Abstract

As a notorious phytopathogenic virus, the tobacco mosaic virus (TMV) severely reduced the quality of crops worldwide and caused critical constraints on agricultural production. The development of novel virucides is a persuasive strategy to address this predicament. Herein, a series of novel bisamide-decorated benzotriazole derivatives were elaborately prepared and screened. Biological tests implied that the optimized compound 7d possessed the most brilliant antiviral inactive profile (EC50 = 157.6 μg/mL) and apparently surpassed that of commercial ribavirin (EC50 = 442.1 μg/mL) 2.8-fold. The preliminary antiviral mechanism was elaborately investigated via transmission electron microscopy, microscale thermophoresis (MST) determination, RT-qPCR, and Western blot analysis.
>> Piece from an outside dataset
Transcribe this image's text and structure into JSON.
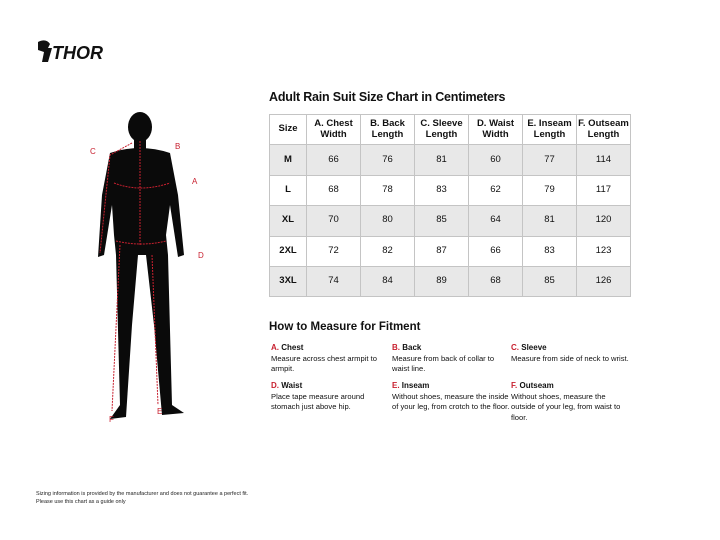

The results showed that compound 7d blocked the assembly of TMV by binding with coat protein (Kd = 0.7 μM) and suppressed TMV coat protein gene expression and biosynthesis process. Computational simulations indicated that 7d displayed strong H-bonds and pi interactions with TMV coat protein, affording a lower binding energy (ΔGbind = -17.8 kcal/mol) compared with Ribavirin (ΔGbind = -10.7 kcal/mol). Overall, current results present a valuable perception of bisamide decorated benzotriazole derivatives with appreciably virustatic competence and should be profoundly developed as virucidal candidates in agrochemical.